Его «за упокой» лишь занесли в помянник,
да юноша-поэт вослед назвал его:
«словесной красоты избранник и посланник».
Тот юноша-поэт — он голоден и сух.
Ему претит совдеп, и хочется стреляться.
И пролетарский слог ему корёжит слух,
особенно когда кивают: «Блок. „Двенадцатьˮ».
Он — социальный ноль, тверёз, небрит и зол.
Он видит: пришлый хам повсюду маракует,
как матушке-Руси ловчей задрать подол,
от дерзости хмельной, со смертью озорует.
Разломана свирель, и яблони в огне.
Ни ангелов, ни звёзд, ни музыки, ни Музы,
А мрачный Петроград как будто бы в копне
змеящихся волос на голове Медузы.
И юноша-поэт, нося запал в груди,
так думает, сплетя немые пальцы в дулю:
«Блок вовремя ушёл.
Ушёл и не попал
к двенадцати на штык,
как Гумилёв на пулю».
По одному и скопом
Родились и пошли — по одному и скопом… Путь был далёк.

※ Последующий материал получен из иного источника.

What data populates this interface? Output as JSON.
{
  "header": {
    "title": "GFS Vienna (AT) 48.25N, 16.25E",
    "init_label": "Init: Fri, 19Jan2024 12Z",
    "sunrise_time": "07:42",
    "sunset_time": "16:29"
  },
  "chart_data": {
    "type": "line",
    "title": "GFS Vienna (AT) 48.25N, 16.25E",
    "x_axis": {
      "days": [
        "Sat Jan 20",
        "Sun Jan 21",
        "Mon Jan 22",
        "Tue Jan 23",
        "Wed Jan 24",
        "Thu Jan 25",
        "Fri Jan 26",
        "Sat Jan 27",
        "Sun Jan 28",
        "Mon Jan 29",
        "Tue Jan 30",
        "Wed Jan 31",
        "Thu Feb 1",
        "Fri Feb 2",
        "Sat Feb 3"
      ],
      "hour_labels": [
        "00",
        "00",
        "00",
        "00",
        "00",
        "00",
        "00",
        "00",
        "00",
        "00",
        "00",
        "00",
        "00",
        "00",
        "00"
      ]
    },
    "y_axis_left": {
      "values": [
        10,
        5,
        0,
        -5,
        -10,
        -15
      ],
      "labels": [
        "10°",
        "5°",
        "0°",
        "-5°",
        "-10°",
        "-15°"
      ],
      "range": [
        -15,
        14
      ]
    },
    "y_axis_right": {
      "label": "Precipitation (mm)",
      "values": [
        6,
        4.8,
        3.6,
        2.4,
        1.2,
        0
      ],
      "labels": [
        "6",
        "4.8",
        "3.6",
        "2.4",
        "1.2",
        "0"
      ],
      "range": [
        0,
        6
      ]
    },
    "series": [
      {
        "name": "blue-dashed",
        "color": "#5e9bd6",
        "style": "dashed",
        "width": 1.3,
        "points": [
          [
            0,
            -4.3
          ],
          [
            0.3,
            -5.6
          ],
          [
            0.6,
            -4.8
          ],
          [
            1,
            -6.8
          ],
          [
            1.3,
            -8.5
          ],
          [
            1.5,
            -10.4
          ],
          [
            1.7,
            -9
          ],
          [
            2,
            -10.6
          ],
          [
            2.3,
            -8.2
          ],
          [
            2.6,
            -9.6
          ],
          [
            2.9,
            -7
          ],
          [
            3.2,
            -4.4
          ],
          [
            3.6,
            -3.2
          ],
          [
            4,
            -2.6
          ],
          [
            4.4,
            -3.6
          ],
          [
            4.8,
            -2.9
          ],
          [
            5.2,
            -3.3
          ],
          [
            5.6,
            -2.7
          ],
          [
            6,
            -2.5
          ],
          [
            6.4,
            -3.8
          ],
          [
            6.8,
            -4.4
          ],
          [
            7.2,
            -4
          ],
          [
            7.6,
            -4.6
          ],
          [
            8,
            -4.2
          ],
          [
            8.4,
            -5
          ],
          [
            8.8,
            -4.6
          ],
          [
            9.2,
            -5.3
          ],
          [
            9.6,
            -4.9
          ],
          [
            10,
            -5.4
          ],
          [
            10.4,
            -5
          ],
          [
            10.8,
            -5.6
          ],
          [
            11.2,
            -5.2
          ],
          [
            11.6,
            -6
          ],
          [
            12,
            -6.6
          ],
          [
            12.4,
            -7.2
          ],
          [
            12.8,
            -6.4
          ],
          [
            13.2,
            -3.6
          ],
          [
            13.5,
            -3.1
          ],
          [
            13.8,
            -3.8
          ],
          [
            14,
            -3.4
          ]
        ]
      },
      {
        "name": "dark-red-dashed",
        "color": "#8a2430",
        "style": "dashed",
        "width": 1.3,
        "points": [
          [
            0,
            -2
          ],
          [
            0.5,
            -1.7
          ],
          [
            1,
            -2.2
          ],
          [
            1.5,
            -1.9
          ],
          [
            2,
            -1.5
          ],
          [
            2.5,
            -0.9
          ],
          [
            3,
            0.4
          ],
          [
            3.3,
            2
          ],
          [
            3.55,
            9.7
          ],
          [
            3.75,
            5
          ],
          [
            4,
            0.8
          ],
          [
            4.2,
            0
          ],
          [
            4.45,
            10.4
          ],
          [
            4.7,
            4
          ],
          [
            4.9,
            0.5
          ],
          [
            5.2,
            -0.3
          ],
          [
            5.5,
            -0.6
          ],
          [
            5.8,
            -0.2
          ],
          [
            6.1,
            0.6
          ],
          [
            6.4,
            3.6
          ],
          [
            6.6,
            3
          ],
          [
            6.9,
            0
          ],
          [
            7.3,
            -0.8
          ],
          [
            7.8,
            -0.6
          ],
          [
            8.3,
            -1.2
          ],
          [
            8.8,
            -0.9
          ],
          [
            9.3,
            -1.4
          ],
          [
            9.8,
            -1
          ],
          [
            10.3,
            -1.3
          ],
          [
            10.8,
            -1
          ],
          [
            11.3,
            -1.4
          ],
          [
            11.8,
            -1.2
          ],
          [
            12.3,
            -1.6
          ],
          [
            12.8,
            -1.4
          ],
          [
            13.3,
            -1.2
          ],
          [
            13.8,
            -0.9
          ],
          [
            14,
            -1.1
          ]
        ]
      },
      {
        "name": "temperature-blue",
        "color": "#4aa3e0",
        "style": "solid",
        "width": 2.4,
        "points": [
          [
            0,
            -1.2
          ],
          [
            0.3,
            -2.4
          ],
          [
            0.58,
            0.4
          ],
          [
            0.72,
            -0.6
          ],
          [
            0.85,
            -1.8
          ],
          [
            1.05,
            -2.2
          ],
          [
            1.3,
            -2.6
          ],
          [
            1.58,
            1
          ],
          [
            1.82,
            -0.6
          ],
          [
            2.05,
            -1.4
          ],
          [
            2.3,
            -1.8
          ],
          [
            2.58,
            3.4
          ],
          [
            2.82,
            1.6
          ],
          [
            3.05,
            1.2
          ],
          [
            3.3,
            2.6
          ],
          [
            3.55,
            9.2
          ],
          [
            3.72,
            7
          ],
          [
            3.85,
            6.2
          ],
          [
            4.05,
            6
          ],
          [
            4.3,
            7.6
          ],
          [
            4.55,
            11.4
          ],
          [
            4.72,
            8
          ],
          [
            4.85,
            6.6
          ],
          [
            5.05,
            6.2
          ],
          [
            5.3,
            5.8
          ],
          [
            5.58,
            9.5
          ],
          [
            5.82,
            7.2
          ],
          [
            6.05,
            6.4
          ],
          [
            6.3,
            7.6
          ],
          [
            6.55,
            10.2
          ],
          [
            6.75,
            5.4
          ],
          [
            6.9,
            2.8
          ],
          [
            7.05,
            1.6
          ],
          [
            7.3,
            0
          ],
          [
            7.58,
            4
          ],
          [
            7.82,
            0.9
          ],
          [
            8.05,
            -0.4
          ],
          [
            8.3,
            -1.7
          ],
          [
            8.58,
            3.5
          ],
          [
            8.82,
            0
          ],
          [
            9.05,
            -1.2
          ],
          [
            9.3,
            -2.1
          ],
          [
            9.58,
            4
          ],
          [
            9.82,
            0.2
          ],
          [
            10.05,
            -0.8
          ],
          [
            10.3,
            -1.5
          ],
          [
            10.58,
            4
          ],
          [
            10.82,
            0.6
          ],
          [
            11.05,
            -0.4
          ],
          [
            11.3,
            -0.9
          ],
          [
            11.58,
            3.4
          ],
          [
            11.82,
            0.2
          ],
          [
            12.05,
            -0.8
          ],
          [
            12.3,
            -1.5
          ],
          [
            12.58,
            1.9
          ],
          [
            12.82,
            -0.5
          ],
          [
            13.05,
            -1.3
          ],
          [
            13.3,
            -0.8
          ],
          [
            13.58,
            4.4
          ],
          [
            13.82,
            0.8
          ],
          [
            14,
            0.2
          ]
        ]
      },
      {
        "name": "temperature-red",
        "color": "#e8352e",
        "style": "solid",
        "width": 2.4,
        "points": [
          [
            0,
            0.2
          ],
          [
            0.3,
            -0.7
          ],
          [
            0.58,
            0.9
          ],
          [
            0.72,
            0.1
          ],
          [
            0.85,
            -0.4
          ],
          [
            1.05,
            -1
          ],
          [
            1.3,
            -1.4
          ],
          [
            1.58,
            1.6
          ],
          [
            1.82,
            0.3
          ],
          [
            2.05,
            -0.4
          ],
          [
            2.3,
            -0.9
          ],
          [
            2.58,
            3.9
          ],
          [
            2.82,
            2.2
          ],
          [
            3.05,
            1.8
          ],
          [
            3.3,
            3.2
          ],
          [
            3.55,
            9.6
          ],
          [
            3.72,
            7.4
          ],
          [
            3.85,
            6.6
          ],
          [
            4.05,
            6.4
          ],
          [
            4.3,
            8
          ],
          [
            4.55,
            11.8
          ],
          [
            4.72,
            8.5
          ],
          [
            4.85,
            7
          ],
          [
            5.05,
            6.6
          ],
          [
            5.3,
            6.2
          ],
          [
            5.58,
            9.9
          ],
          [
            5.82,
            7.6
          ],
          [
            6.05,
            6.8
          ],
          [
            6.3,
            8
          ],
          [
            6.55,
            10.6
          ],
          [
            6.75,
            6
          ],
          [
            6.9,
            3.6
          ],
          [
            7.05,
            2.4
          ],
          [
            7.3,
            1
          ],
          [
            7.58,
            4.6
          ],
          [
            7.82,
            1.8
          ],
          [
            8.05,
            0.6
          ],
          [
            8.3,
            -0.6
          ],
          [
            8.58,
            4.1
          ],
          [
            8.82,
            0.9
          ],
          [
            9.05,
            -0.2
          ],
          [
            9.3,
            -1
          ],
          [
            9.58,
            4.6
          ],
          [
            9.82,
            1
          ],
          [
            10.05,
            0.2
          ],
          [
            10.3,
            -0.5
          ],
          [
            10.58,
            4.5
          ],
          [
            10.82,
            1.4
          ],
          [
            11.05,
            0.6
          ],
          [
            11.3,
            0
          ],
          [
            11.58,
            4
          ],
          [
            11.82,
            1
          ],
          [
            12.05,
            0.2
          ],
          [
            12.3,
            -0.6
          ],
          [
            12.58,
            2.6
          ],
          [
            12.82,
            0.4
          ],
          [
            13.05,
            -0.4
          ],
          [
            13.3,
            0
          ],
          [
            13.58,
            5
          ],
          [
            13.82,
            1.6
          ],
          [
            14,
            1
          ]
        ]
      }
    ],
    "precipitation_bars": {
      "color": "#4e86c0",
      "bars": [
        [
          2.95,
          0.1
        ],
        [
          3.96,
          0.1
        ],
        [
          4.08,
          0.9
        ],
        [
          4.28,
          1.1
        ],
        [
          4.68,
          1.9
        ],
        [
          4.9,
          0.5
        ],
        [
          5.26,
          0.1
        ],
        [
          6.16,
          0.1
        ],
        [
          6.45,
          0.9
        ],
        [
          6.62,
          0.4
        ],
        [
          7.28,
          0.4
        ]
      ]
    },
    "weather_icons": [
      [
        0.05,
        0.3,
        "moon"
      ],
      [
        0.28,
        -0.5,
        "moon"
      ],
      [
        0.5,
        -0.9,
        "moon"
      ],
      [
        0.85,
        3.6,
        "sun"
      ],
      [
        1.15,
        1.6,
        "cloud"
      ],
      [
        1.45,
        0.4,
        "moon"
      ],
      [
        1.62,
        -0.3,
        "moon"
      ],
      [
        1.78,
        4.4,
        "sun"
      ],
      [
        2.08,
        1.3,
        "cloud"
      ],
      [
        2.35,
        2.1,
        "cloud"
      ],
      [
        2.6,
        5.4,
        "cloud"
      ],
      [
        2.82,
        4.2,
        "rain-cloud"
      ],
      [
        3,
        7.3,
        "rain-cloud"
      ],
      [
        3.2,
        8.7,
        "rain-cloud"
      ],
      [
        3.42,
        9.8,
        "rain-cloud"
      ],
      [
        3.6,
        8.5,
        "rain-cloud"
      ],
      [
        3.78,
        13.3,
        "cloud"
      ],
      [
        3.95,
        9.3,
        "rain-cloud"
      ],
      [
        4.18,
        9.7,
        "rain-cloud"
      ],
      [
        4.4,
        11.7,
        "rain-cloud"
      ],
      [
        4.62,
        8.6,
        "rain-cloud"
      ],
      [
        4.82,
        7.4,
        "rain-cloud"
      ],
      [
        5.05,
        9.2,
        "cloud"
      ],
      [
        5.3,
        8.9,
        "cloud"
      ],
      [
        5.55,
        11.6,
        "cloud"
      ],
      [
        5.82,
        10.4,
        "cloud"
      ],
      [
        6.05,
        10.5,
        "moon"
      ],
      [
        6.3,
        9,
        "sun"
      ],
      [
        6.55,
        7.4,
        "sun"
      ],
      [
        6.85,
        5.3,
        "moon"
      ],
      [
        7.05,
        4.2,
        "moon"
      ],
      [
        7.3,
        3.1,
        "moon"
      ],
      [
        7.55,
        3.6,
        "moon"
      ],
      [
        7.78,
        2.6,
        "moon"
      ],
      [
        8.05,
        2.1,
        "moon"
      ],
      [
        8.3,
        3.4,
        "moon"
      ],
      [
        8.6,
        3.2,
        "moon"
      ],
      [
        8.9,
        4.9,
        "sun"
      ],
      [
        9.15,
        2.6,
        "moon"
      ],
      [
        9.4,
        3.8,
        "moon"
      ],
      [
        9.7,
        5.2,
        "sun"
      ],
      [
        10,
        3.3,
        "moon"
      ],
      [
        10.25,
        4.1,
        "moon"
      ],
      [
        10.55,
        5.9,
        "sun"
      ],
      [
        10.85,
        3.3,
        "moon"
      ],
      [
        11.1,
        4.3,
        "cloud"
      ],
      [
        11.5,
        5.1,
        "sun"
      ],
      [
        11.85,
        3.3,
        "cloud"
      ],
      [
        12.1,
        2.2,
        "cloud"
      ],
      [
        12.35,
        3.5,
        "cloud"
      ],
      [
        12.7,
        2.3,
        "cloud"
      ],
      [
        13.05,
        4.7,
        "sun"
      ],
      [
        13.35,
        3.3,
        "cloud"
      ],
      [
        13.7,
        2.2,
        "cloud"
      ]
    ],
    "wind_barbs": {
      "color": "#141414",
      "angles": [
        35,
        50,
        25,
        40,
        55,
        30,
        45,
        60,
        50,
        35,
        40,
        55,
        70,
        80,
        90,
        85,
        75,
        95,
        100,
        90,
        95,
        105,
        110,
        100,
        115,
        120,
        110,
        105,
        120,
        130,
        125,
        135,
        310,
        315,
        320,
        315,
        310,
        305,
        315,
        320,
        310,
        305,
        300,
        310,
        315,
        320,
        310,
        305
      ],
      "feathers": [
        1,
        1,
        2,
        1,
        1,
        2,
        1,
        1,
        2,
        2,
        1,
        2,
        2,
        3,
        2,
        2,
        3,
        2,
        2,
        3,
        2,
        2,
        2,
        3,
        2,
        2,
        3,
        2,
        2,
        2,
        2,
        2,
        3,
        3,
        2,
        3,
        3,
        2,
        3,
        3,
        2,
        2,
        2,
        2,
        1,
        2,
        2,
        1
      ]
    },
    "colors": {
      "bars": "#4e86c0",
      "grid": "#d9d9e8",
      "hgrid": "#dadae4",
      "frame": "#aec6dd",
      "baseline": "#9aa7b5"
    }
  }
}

Кто-то скакал, кто-то плутал, кто-то сбивался с ног.
Кто-то топтался на месте, кто-то и вовсе слёг.
Кто-то пел «аллилуйя», а кто-то — «помилуй, Бог!»
Наконец дошли, доползли, докатились: стоп, передышка, стан.
Кто-то ободран, кто-то обглодан, кто-то смертельно пьян.
Кто-то хром на обе ноги, в волосах репей и бурьян,
кто-то перебирает чётки, кто-то бьёт в барабан.
Разноречивое человечество не верит своим глазам:
кто-то видит здесь место гиблое, кто-то — дворец, сезам;
кто-то — кабак, кто-то — торжище, кто-то — лестницу к небесам.
То есть именно то, что носит внутри он сам.
Кто-то сюда принёс ропот, в кулак сжимая персты.
Кто-то лукавые мысли, скользкие, как глисты.
Кто-то раны и слёзы свои, бремена, кресты.
Кто-то не принёс ничего, и глаза у него пусты.
…Баламутило в голове и щемило грудь.
И хотелось бы всё забыть, и хотелось бы всё вернуть.